As an honorary research associate of the Archive & Public Culture initiative, he participated in several workshops at UCT, where he presented chapters of this book, while it was still in development. In the South African chapters, he unpacks this country's controversial and robust confrontations with the colonial and apartheid past.
'Heritage, Culture, and Politics in the Postcolony explores the double life of heritage in the making of modern political identities - as both the fixed capital of national hegemony and the fluid currency of novel visions and claims,' writes Comaroff. 'The book may evoke an aura of timeless homage, but heritage is also a riff in real time. In this acute exploration of its recent, postcolonial iterations, Daniel Herwitz shows that while its role remains much the same, its substance is constantly, ingeniously changing.'
Herwitz's most recent book is The Star as Icon: Celebrity in the Age of Mass Consumption, which was named a Choice Outstanding Academic Title. He is also the author, with Lydia Goehr, of The Don Giovanni Moment: Essays on the Legacy of an Opera and the editor, with Michael Kelly, of Action, Art, History: Engagements with Arthur C. Danto.

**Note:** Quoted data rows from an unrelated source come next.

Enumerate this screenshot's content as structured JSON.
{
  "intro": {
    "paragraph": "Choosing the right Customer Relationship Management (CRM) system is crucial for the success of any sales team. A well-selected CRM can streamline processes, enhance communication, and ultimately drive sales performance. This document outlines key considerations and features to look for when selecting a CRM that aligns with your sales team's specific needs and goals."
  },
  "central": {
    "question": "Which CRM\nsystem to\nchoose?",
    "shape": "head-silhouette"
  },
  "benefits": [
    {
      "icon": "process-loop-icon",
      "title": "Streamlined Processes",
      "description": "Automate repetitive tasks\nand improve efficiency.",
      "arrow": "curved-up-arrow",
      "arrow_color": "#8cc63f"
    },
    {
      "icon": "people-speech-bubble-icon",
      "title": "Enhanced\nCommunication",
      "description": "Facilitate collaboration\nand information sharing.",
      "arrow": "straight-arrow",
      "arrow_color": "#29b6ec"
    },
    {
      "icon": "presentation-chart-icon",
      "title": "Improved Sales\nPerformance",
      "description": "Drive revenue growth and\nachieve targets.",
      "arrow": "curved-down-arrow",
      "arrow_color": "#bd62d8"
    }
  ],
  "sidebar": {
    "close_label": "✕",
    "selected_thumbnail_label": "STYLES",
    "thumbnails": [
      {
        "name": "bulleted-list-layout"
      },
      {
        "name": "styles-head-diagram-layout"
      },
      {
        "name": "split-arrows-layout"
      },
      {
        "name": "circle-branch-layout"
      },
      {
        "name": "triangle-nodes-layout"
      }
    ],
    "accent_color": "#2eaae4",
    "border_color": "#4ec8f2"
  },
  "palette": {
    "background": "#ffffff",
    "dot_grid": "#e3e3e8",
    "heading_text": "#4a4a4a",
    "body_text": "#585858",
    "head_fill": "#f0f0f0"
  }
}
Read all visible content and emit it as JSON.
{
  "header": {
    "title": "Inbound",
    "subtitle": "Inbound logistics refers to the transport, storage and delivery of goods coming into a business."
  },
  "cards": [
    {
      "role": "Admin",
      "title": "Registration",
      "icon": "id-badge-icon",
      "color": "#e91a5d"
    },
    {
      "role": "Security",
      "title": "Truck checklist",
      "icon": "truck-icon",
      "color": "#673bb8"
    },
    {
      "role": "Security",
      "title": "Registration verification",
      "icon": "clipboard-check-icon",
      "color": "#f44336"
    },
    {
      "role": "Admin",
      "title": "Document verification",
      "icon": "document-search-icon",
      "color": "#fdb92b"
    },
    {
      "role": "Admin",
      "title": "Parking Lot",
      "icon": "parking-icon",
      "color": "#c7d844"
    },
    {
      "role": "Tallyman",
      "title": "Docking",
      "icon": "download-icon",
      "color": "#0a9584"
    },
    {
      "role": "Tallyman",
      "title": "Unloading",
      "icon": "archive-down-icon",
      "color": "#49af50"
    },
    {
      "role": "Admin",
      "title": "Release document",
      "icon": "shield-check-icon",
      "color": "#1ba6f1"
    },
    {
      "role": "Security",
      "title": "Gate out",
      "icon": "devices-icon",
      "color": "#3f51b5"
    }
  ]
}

From 1996 to 2002, he served as chair in philosophy at the University of Natal, Durban, and was embroiled in the South African political transition, which led to his book Race and Reconciliation: Essays from the New South Africa. Long involved with modern Indian art, his 1987 book, Husain, won the country's National Book Award.
'Bringing the eye of a philosopher, the pen of an essayist, and the experience of a public intellectual to the study of heritage, Daniel Herwitz reveals the febrile pitch at which heritage is staked,' reads a statement by Columbia University Press.